Knowing about the genetic mutation led to an important decision.
Her doctors wouldn’t tell her what to do, although she wished they would. Ann decided to have a double mastectomy, instead of a lumpectomy, believing it improved her odds of not having the cancer return.
“I cannot live with the fear of recurrence. I had to have it for my own mental health,” she said.
Ann had the surgery July 19, 2022, two days before the long car ride home.
Back in Lubbock, she’d come to her office a couple of hours a day, working her way back to working full time. She completed physical therapy so she could drive and dress herself.
In September she started radiation — five days a week for six weeks. Although Ann felt fatigued, she didn’t have radiation side effects like some others do.
“It was time consuming. In October, I had 24 appointments in 14 days. I felt like I lived at the doctor’s office,” she said.

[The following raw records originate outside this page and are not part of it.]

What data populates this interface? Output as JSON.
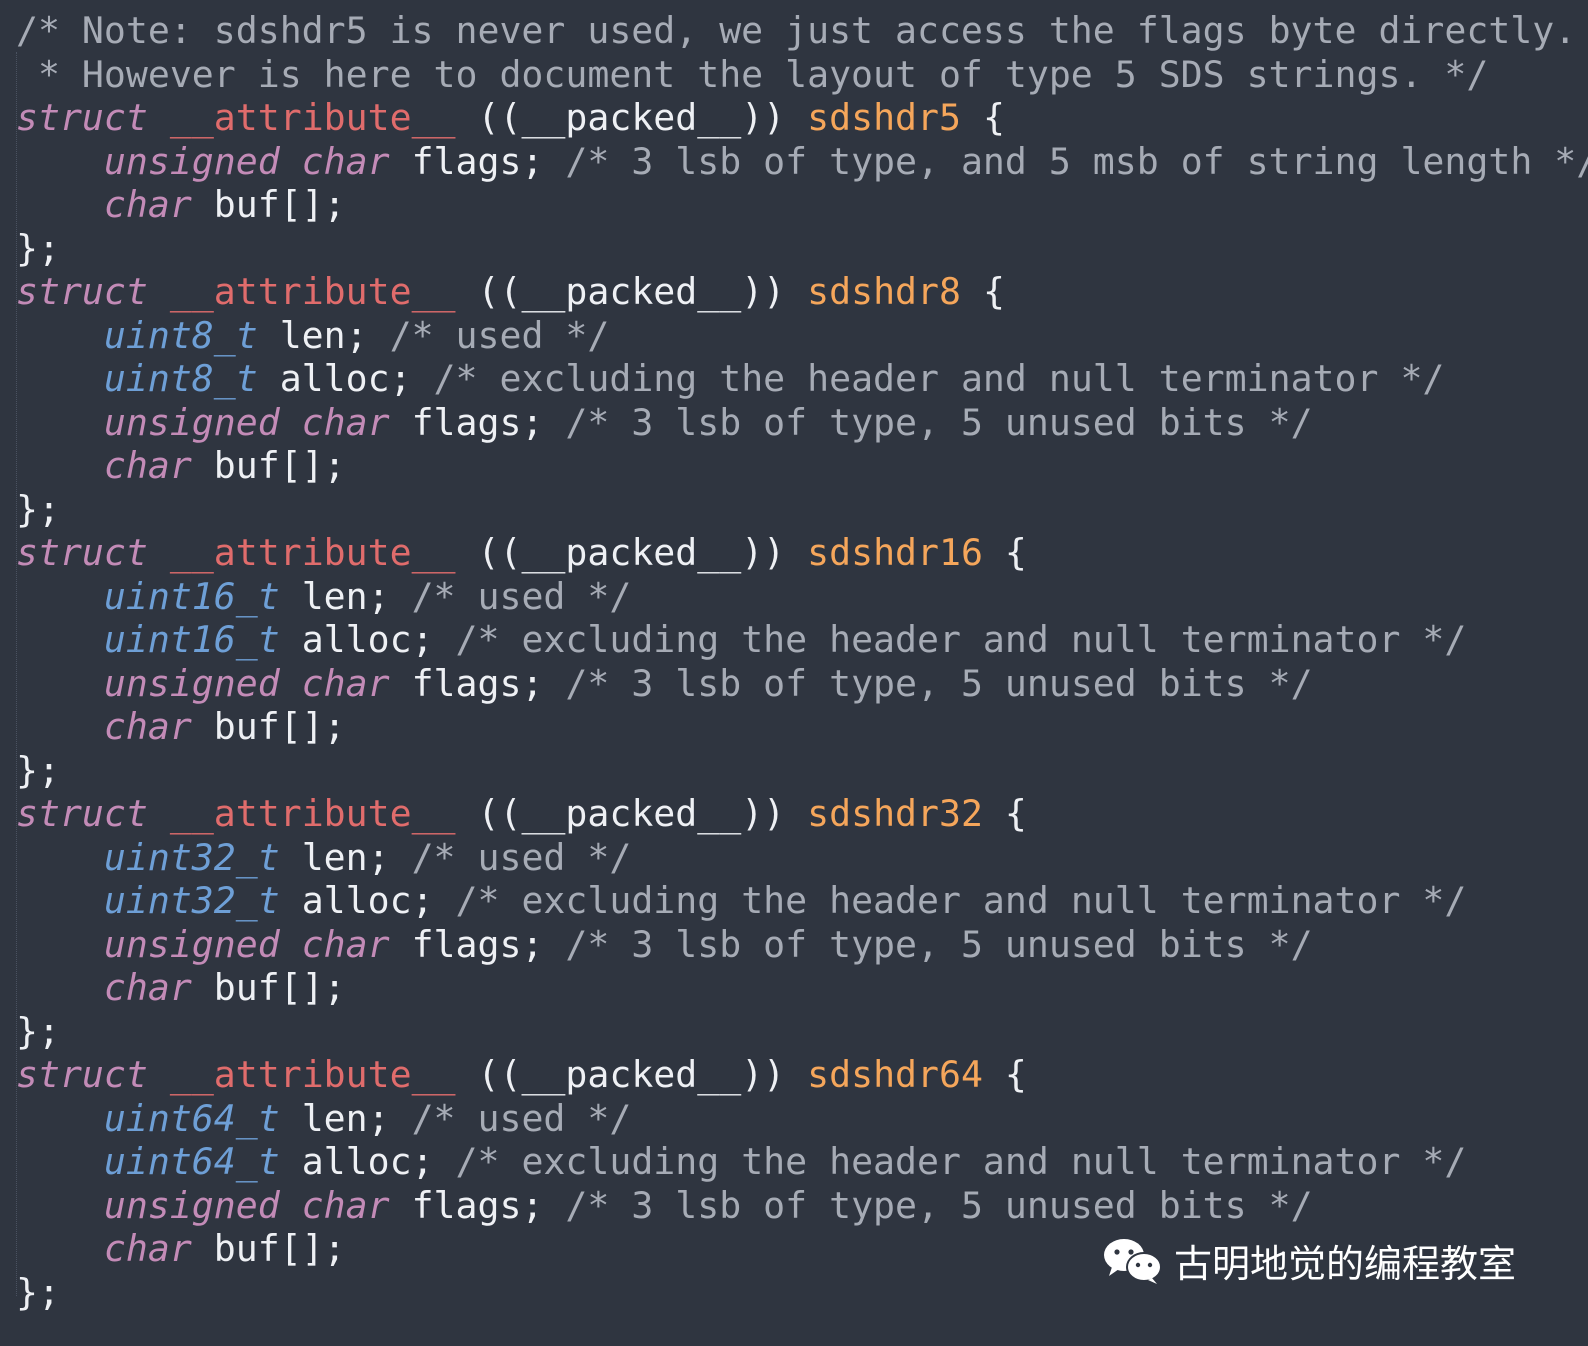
{
  "colors": {
    "background": "#2f3540",
    "comment": "#a6abb5",
    "keyword": "#c38bb7",
    "type": "#6e9fd6",
    "attribute": "#e06c6c",
    "struct_name": "#f5a65b",
    "plain": "#eef0f4"
  },
  "code_lines": [
    [
      {
        "t": "/* Note: sdshdr5 is never used, we just access the flags byte directly.",
        "c": "comment"
      }
    ],
    [
      {
        "t": " * However is here to document the layout of type 5 SDS strings. */",
        "c": "comment"
      }
    ],
    [
      {
        "t": "struct",
        "c": "keyword"
      },
      {
        "t": " ",
        "c": "plain"
      },
      {
        "t": "__attribute__",
        "c": "attr"
      },
      {
        "t": " ((__packed__)) ",
        "c": "plain"
      },
      {
        "t": "sdshdr5",
        "c": "name"
      },
      {
        "t": " {",
        "c": "plain"
      }
    ],
    [
      {
        "t": "    ",
        "c": "plain"
      },
      {
        "t": "unsigned char",
        "c": "type-kw"
      },
      {
        "t": " flags; ",
        "c": "plain"
      },
      {
        "t": "/* 3 lsb of type, and 5 msb of string length */",
        "c": "comment"
      }
    ],
    [
      {
        "t": "    ",
        "c": "plain"
      },
      {
        "t": "char",
        "c": "type-kw"
      },
      {
        "t": " buf[];",
        "c": "plain"
      }
    ],
    [
      {
        "t": "};",
        "c": "plain"
      }
    ],
    [
      {
        "t": "struct",
        "c": "keyword"
      },
      {
        "t": " ",
        "c": "plain"
      },
      {
        "t": "__attribute__",
        "c": "attr"
      },
      {
        "t": " ((__packed__)) ",
        "c": "plain"
      },
      {
        "t": "sdshdr8",
        "c": "name"
      },
      {
        "t": " {",
        "c": "plain"
      }
    ],
    [
      {
        "t": "    ",
        "c": "plain"
      },
      {
        "t": "uint8_t",
        "c": "type"
      },
      {
        "t": " len; ",
        "c": "plain"
      },
      {
        "t": "/* used */",
        "c": "comment"
      }
    ],
    [
      {
        "t": "    ",
        "c": "plain"
      },
      {
        "t": "uint8_t",
        "c": "type"
      },
      {
        "t": " alloc; ",
        "c": "plain"
      },
      {
        "t": "/* excluding the header and null terminator */",
        "c": "comment"
      }
    ],
    [
      {
        "t": "    ",
        "c": "plain"
      },
      {
        "t": "unsigned char",
        "c": "type-kw"
      },
      {
        "t": " flags; ",
        "c": "plain"
      },
      {
        "t": "/* 3 lsb of type, 5 unused bits */",
        "c": "comment"
      }
    ],
    [
      {
        "t": "    ",
        "c": "plain"
      },
      {
        "t": "char",
        "c": "type-kw"
      },
      {
        "t": " buf[];",
        "c": "plain"
      }
    ],
    [
      {
        "t": "};",
        "c": "plain"
      }
    ],
    [
      {
        "t": "struct",
        "c": "keyword"
      },
      {
        "t": " ",
        "c": "plain"
      },
      {
        "t": "__attribute__",
        "c": "attr"
      },
      {
        "t": " ((__packed__)) ",
        "c": "plain"
      },
      {
        "t": "sdshdr16",
        "c": "name"
      },
      {
        "t": " {",
        "c": "plain"
      }
    ],
    [
      {
        "t": "    ",
        "c": "plain"
      },
      {
        "t": "uint16_t",
        "c": "type"
      },
      {
        "t": " len; ",
        "c": "plain"
      },
      {
        "t": "/* used */",
        "c": "comment"
      }
    ],
    [
      {
        "t": "    ",
        "c": "plain"
      },
      {
        "t": "uint16_t",
        "c": "type"
      },
      {
        "t": " alloc; ",
        "c": "plain"
      },
      {
        "t": "/* excluding the header and null terminator */",
        "c": "comment"
      }
    ],
    [
      {
        "t": "    ",
        "c": "plain"
      },
      {
        "t": "unsigned char",
        "c": "type-kw"
      },
      {
        "t": " flags; ",
        "c": "plain"
      },
      {
        "t": "/* 3 lsb of type, 5 unused bits */",
        "c": "comment"
      }
    ],
    [
      {
        "t": "    ",
        "c": "plain"
      },
      {
        "t": "char",
        "c": "type-kw"
      },
      {
        "t": " buf[];",
        "c": "plain"
      }
    ],
    [
      {
        "t": "};",
        "c": "plain"
      }
    ],
    [
      {
        "t": "struct",
        "c": "keyword"
      },
      {
        "t": " ",
        "c": "plain"
      },
      {
        "t": "__attribute__",
        "c": "attr"
      },
      {
        "t": " ((__packed__)) ",
        "c": "plain"
      },
      {
        "t": "sdshdr32",
        "c": "name"
      },
      {
        "t": " {",
        "c": "plain"
      }
    ],
    [
      {
        "t": "    ",
        "c": "plain"
      },
      {
        "t": "uint32_t",
        "c": "type"
      },
      {
        "t": " len; ",
        "c": "plain"
      },
      {
        "t": "/* used */",
        "c": "comment"
      }
    ],
    [
      {
        "t": "    ",
        "c": "plain"
      },
      {
        "t": "uint32_t",
        "c": "type"
      },
      {
        "t": " alloc; ",
        "c": "plain"
      },
      {
        "t": "/* excluding the header and null terminator */",
        "c": "comment"
      }
    ],
    [
      {
        "t": "    ",
        "c": "plain"
      },
      {
        "t": "unsigned char",
        "c": "type-kw"
      },
      {
        "t": " flags; ",
        "c": "plain"
      },
      {
        "t": "/* 3 lsb of type, 5 unused bits */",
        "c": "comment"
      }
    ],
    [
      {
        "t": "    ",
        "c": "plain"
      },
      {
        "t": "char",
        "c": "type-kw"
      },
      {
        "t": " buf[];",
        "c": "plain"
      }
    ],
    [
      {
        "t": "};",
        "c": "plain"
      }
    ],
    [
      {
        "t": "struct",
        "c": "keyword"
      },
      {
        "t": " ",
        "c": "plain"
      },
      {
        "t": "__attribute__",
        "c": "attr"
      },
      {
        "t": " ((__packed__)) ",
        "c": "plain"
      },
      {
        "t": "sdshdr64",
        "c": "name"
      },
      {
        "t": " {",
        "c": "plain"
      }
    ],
    [
      {
        "t": "    ",
        "c": "plain"
      },
      {
        "t": "uint64_t",
        "c": "type"
      },
      {
        "t": " len; ",
        "c": "plain"
      },
      {
        "t": "/* used */",
        "c": "comment"
      }
    ],
    [
      {
        "t": "    ",
        "c": "plain"
      },
      {
        "t": "uint64_t",
        "c": "type"
      },
      {
        "t": " alloc; ",
        "c": "plain"
      },
      {
        "t": "/* excluding the header and null terminator */",
        "c": "comment"
      }
    ],
    [
      {
        "t": "    ",
        "c": "plain"
      },
      {
        "t": "unsigned char",
        "c": "type-kw"
      },
      {
        "t": " flags; ",
        "c": "plain"
      },
      {
        "t": "/* 3 lsb of type, 5 unused bits */",
        "c": "comment"
      }
    ],
    [
      {
        "t": "    ",
        "c": "plain"
      },
      {
        "t": "char",
        "c": "type-kw"
      },
      {
        "t": " buf[];",
        "c": "plain"
      }
    ],
    [
      {
        "t": "};",
        "c": "plain"
      }
    ]
  ],
  "watermark": {
    "icon": "wechat-icon",
    "text": "古明地觉的编程教室"
  }
}
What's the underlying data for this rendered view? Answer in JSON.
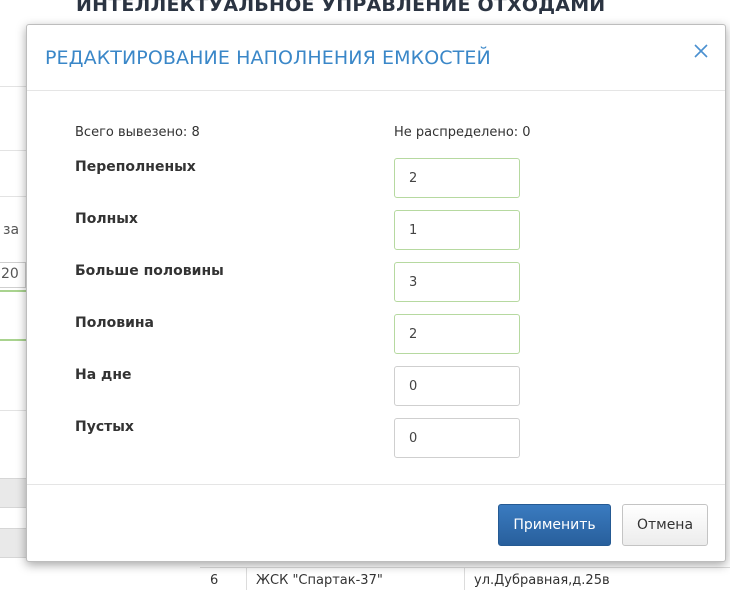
{
  "background": {
    "page_title": "ИНТЕЛЛЕКТУАЛЬНОЕ УПРАВЛЕНИЕ ОТХОДАМИ",
    "cut_label": "за",
    "cut_value": "20",
    "table_row": {
      "number": "6",
      "name": "ЖСК \"Спартак-37\"",
      "address": "ул.Дубравная,д.25в"
    }
  },
  "modal": {
    "title": "РЕДАКТИРОВАНИЕ НАПОЛНЕНИЯ ЕМКОСТЕЙ",
    "close_icon": "close-icon",
    "total_taken": "Всего вывезено: 8",
    "not_distributed": "Не распределено: 0",
    "fields": [
      {
        "label": "Переполненых",
        "value": "2"
      },
      {
        "label": "Полных",
        "value": "1"
      },
      {
        "label": "Больше половины",
        "value": "3"
      },
      {
        "label": "Половина",
        "value": "2"
      },
      {
        "label": "На дне",
        "value": "0"
      },
      {
        "label": "Пустых",
        "value": "0"
      }
    ],
    "apply_label": "Применить",
    "cancel_label": "Отмена"
  },
  "colors": {
    "title_blue": "#3a87c8",
    "primary_button": "#2e6aa8",
    "filled_input_border": "#b6d9a0"
  }
}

Finally, Ann finished and rang the bell at the treatment center – surrounded by friends and family – signaling the treatment phase was over.
‘I felt good again’
By December, her hair had grown back to a short pixie.
“I felt good again. My appearance no longer gave away that I had been sick.”
Ann took some trips in what she called her revenge tour. She took Caroline to New York City for a belated high school graduation present. Son John joined her and a cousin on a trip to Europe. The entire family spent a week in Hawaii.
The final surgery on August 22 of this year reconstructed her breasts with tissue from her stomach. Although she was warned it was more difficult than the double mastectomy, she had an easier time with it.
“I could move my arms really well. With the double mastectomy, I lost a lot of range of motion.”
On the trip back from Houston — hot and muggy like the year before — no one offered her a free drink at a convenience store. They stopped for breakfast in Waco with Caroline, and much to her delight, no one noticed she was recovering from surgery.
The cancer is gone, but Ann doesn’t feel she’s back to her normal life before the diagnosis. She’ll have to discover her new normal moving forward — how she fits back into her world.
“Reconstruction is great and I’m very appreciative of the medical advancements that made it possible. I’m so much more comfortable. My plastic surgeon was excellent. But the scars are forever and they tell the tale. I’ll never look like I did before.”
Add the emotional scars.
Fear lingers. She’s required to have frequent doctor appointments and trips to the imaging center to make sure she’s still cancer free. Out of every 100 women diagnosed with breast cancer, 67 survive cancer-free for 5 years, according to the CDC.
“It’s a jarring experience. It’s life altering. Things that were important to me before just aren’t anymore,” she said.
“I can’t even explain it. I’m grateful to be where I am now. I’m the lucky one because my cancer was highly treatable and I had access to excellent care.”